‘All Those Moments …’

0
164
Rutger Hauer has written a book chronicling his 50 years traveling the world working as a merchant seaman and then actor.

Actor Rutger Hauer reflects on a lifetime of travel and film. He will sign copies of his autobiography May 8 in Malibu.

By Melonie Magruder / Special to The Malibu Times

Actor Rutger Hauer has spent nearly 50 years traveling the world, first as a merchant seaman and then as an internationally recognized film star, with more than 50 major roles under his belt. During those years, he has collected stories-loads of them.

The Netherlands-born actor with the piercing blue eyes known as “the Dutch Paul Newman,” has put as many of them as he could into an autobiography that covers an action-driven, tumultuous career and titled it, “All Those Moments: Stories of Heroes, Villains, Replicants and Blade Runners.”

The problem when writing such a memoir, Hauer said, was what to leave out. “My life is too full to put it all in a book,” he said. “So, I wrote a lot and then we grabbed the best parts of my history.”

In conjunction with the 25th anniversary of the release of “Blade Runner,” director Ridley Scott’s dark, apocalyptic vision of the not-too-distant future, in which he played one of the film’s “replicants,” Hauer penned “All Those Moments” with collaborator Patrick Quinlan (and published by HarperEntertainment).

“I have always kept diaries,” Hauer said. “So I thought the re-release of “Blade Runner” was the perfect time for my variation of an autobiography. But the final version took a lot of paring down of my life.”

Hauer inherited his theatrical instincts from his parents, both successful actors, who, he insisted, never pushed him stage-ward at all. “In fact,” Hauer recalled, “I remember being about 11 years old onstage with my father in some classical Greek play. I looked out into this audience and thought, ‘How silly. If this is what my parents do, I don’t get it.'”

So, he dropped out and joined the Dutch Merchant Marines at age 15. Scrubbing decks aboard a freighter “made the world a lot wider,” the now 63-year-old actor/author said. “I was the only one on the ship who spoke English. So if we were in some South Asian port and had to haggle over the cost of a chicken or negotiate the price of a hooker, I’m the guy they came to.”

His return to civilian life sparked interest anew in acting and he spent years in blue-collar day jobs while attending drama school at night. His role in the Dutch film “Turkish Delight” launched an on-going successful collaboration with director Paul Verhoeven, leading to seminal roles in movies such as “Soldier of Orange” and, then, to American audiences.

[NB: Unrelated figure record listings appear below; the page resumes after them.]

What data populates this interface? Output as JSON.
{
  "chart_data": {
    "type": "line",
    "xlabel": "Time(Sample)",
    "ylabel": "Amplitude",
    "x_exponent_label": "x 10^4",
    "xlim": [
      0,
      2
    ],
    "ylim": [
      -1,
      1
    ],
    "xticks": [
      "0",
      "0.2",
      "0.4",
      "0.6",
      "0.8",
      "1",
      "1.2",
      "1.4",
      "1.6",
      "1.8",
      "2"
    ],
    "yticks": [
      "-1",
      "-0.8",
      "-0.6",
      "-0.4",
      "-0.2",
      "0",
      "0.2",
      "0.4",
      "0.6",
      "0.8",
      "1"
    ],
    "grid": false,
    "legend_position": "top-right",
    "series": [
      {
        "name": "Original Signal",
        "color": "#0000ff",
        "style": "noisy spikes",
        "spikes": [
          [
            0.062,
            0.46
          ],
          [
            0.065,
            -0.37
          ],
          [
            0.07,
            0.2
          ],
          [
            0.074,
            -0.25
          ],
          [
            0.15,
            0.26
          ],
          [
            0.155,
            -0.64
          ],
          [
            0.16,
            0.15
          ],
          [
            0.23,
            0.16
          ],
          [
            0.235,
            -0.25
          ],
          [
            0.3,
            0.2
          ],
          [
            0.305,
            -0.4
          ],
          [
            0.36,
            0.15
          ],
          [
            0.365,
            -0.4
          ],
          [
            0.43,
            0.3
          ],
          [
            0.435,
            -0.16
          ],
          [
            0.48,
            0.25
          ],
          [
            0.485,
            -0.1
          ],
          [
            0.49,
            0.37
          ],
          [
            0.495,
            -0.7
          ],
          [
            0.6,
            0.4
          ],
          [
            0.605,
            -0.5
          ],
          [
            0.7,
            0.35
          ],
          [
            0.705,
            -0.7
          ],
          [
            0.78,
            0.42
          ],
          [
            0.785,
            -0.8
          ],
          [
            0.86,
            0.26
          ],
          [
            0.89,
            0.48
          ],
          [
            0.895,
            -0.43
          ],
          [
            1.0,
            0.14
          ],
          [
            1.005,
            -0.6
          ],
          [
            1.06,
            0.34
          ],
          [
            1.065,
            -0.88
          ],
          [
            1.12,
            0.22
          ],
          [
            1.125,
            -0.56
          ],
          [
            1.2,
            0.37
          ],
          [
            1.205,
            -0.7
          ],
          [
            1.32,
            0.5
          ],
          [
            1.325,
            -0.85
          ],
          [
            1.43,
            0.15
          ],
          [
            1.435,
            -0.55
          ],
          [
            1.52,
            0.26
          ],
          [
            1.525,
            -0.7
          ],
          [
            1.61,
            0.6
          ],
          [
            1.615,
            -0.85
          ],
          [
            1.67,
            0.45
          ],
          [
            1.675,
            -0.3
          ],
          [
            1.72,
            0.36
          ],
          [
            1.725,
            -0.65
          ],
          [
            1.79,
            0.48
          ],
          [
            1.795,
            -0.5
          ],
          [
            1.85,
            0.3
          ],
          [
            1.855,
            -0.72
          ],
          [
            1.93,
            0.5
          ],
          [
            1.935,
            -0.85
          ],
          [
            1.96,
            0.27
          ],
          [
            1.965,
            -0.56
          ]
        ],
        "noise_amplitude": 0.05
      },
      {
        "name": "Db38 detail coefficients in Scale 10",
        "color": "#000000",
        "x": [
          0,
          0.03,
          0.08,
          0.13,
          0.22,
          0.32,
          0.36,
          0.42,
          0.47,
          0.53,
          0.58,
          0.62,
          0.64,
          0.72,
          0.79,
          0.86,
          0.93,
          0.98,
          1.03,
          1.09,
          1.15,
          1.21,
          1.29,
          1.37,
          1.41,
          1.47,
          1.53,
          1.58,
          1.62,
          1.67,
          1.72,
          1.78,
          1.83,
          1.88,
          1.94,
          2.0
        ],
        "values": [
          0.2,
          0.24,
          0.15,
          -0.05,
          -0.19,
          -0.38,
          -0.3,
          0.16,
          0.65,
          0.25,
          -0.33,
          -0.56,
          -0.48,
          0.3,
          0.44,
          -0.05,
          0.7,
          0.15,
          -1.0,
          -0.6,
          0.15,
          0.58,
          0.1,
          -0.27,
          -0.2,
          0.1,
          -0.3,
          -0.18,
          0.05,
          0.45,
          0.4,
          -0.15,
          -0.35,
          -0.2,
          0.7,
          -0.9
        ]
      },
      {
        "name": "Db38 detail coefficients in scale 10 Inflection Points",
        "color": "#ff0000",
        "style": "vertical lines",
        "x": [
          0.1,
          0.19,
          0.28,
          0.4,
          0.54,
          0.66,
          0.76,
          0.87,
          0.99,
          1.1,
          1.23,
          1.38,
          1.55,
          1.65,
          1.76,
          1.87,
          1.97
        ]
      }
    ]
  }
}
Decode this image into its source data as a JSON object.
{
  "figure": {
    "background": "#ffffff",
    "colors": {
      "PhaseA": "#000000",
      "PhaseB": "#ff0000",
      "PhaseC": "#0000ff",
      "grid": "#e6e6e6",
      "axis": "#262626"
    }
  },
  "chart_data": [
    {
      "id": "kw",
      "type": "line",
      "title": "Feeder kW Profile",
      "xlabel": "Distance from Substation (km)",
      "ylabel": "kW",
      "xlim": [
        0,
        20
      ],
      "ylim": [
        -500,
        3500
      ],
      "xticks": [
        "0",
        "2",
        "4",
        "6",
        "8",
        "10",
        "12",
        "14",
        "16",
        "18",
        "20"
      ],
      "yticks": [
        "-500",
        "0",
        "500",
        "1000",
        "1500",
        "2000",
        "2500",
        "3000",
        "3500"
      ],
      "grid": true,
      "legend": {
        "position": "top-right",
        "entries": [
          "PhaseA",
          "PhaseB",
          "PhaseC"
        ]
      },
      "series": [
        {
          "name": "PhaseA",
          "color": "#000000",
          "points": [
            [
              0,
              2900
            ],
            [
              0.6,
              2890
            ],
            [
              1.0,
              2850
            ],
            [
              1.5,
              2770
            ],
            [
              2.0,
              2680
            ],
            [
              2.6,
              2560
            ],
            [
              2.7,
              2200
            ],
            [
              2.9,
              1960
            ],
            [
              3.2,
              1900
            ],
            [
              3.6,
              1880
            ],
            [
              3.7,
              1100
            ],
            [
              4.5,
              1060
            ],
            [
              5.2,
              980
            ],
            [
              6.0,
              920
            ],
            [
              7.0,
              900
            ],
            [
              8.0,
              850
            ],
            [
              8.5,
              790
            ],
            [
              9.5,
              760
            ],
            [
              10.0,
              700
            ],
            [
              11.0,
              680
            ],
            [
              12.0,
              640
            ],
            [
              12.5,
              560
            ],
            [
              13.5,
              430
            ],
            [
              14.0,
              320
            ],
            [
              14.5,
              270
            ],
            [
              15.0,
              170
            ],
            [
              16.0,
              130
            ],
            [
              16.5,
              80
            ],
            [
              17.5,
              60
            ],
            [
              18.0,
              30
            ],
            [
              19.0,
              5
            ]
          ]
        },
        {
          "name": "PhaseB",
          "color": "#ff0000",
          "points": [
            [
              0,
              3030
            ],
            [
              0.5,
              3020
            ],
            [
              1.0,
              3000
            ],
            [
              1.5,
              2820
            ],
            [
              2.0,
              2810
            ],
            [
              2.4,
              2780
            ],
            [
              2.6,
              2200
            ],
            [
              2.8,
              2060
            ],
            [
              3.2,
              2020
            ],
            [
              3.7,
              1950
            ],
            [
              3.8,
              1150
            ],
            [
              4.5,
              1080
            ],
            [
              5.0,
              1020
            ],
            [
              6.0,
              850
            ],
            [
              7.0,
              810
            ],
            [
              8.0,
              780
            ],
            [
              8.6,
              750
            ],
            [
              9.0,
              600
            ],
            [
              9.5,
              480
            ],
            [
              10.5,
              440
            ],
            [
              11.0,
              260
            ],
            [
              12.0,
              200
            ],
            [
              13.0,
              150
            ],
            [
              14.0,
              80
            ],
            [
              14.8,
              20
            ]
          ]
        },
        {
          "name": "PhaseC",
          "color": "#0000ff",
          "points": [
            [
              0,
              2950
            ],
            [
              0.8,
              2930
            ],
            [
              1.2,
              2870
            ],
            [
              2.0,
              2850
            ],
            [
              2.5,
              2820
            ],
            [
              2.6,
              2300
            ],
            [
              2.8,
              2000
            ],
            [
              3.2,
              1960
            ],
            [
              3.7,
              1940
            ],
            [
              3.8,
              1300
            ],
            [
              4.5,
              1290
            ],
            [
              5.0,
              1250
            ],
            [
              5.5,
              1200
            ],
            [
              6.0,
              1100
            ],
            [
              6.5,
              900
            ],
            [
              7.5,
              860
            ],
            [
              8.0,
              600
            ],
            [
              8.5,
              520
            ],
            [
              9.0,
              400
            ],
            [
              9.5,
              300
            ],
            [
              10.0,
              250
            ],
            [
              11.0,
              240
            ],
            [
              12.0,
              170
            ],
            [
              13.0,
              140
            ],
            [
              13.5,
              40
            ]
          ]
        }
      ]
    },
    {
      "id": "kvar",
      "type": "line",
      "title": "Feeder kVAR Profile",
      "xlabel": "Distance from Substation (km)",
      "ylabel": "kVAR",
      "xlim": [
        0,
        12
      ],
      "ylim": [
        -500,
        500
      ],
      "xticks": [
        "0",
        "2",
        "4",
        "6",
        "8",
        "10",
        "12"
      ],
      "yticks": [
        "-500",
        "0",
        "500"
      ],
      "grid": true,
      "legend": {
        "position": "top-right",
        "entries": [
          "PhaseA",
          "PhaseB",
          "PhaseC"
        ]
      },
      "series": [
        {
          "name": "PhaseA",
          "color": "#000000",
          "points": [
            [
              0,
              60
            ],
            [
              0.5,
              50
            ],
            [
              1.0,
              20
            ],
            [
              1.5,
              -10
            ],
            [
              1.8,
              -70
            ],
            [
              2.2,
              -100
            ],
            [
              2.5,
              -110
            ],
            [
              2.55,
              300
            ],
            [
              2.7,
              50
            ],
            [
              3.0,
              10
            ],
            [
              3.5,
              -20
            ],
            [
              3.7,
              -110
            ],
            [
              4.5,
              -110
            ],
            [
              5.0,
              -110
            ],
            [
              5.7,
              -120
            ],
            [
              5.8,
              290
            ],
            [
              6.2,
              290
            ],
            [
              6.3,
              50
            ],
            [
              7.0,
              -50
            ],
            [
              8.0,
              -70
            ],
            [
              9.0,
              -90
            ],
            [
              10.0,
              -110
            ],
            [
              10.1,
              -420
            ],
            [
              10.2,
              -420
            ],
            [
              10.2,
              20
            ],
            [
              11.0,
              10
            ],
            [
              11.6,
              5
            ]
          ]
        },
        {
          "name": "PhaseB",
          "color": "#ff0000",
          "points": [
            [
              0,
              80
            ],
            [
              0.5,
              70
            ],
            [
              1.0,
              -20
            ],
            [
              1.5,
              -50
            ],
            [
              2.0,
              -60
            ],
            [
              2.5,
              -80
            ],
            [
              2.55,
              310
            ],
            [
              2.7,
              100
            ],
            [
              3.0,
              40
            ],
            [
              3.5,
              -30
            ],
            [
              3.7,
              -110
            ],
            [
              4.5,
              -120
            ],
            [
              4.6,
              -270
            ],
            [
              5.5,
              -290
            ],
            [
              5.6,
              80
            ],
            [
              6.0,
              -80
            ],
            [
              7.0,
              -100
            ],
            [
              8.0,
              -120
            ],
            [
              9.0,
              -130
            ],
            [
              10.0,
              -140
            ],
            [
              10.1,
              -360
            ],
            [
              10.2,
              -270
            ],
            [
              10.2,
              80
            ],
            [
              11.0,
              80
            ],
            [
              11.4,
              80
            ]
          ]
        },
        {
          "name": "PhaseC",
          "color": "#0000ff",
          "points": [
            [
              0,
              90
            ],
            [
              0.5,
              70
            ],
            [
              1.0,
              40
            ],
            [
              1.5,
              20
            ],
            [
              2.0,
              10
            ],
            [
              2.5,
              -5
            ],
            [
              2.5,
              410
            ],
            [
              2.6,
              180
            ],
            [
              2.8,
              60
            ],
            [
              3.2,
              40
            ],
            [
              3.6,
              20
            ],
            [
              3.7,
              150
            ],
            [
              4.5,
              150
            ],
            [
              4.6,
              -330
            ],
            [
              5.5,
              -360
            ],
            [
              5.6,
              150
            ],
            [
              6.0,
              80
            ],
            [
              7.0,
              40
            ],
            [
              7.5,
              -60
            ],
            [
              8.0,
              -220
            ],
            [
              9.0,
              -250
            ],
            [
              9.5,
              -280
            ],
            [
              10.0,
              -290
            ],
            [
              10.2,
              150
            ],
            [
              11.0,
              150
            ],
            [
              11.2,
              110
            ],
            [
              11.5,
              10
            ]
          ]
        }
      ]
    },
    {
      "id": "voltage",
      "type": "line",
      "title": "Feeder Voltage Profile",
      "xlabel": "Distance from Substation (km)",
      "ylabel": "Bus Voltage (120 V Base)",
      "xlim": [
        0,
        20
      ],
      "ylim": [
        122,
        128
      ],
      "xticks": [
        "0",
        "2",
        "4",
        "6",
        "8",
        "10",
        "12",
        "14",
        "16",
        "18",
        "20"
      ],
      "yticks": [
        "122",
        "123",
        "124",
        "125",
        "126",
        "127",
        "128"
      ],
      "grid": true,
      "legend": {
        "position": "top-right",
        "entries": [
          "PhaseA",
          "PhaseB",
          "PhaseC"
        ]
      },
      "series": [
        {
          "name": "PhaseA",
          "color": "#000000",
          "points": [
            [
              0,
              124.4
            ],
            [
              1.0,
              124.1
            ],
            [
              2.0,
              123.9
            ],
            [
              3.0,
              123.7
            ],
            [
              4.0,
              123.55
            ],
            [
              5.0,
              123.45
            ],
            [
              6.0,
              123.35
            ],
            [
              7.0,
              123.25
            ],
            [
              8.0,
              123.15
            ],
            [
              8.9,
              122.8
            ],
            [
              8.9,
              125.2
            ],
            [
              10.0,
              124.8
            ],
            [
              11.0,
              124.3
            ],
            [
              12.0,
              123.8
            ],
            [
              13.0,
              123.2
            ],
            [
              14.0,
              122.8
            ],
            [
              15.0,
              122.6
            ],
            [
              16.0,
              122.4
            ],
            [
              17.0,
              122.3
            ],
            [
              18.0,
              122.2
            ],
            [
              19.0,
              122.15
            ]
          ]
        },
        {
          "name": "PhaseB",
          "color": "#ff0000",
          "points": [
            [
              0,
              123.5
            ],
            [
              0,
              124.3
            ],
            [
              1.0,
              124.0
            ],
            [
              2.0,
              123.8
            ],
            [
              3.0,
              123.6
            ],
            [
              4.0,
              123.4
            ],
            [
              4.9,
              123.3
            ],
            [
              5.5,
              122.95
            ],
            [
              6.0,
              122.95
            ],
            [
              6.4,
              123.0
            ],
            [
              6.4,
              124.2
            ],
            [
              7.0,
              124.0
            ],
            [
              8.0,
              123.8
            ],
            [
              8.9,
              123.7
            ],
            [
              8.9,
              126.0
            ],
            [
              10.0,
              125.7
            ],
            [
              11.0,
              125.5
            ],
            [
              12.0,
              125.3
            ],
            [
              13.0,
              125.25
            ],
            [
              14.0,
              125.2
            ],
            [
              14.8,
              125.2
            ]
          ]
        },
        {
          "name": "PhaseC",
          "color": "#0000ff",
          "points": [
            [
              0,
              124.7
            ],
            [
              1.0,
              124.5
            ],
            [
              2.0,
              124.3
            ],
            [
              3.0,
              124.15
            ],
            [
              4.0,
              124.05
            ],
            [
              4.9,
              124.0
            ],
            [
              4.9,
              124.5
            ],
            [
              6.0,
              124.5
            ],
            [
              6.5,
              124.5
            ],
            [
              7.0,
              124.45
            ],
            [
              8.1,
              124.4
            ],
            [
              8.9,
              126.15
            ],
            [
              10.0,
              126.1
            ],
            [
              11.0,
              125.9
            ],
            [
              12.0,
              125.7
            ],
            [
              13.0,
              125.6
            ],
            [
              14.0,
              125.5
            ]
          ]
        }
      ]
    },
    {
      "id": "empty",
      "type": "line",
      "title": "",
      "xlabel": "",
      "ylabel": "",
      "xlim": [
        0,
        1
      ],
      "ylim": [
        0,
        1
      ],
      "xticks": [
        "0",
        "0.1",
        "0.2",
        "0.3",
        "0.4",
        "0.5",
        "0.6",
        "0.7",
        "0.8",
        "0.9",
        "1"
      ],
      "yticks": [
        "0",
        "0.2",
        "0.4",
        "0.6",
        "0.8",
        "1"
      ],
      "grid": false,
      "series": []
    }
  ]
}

Though his leading man looks have cast him in some romantic roles such as the medieval “Ladyhawke,” he is more known for playing sociopaths, terrorists and killers, such as those in “Nighthawks” (his American debut in 1981), “The Hitcher,” which was recently re-made in a version receiving tepid response, and the iconic “Blade Runner.”

Hauer continued his legacy of playing psychos into recent years, with “bad guy” roles in “Confessions of a Dangerous Mind,” “Sin City,” and “Batman Begins.” But the actor said it’s all part of the job. “I dance between serious and funny,” he said. “It’s schizophrenic, really. You must be actor and observer. That’s why most of my diaries come directly from the set.”

The hardest part, Hauer said, was to know what not to write. “It’s a privacy thing,” he said. “Readers don’t need to get to know all of me. But I love to write! It’s so close to the skin.”

Autobiographical writing is yet another in a list of life achievements for the actor. He is a dedicated environmentalist, working and fundraising for the nonprofit wildlife organization, the Sea Shepherd Conservation Society. In 2001, he founded the Rutger Hauer Starfish Association, an organization dedicated to helping children and pregnant women with AIDS and HIV.

“The great thing about my life is that you meet amazing people and doors open a lot quicker,” Hauer said. “Charity is a hard business. Most people in it are straight shooters and I’ve had the honor of meeting a dozen different Nelson Mandelas. I’m not a preacher, but I do what I can do.”

Hauer’s next challenge is the development of the Rutger Hauer Film Factory, launched this year at the Rotterdam Film Festival. “The idea is to take several talented people and create seven short films in one week,” Hauer said. “If someone is talented, you know it in the first 30 seconds.”

Hauer said that the era of traditional, studio-driven filmmaking is over. “It is claustrophobic. Film has grown spiritually and technically, and distribution is a whole new world,” he said. “Ironically, pornographers have shown us the way and all content will be delivered directly to consumers through Internet streaming. It’s a different medium.”

Or, as his replicant character said in “Blade Runner,” when he realized the ephemeral nature of his life, “All these moments… will be lost… in time… like tears in rain.”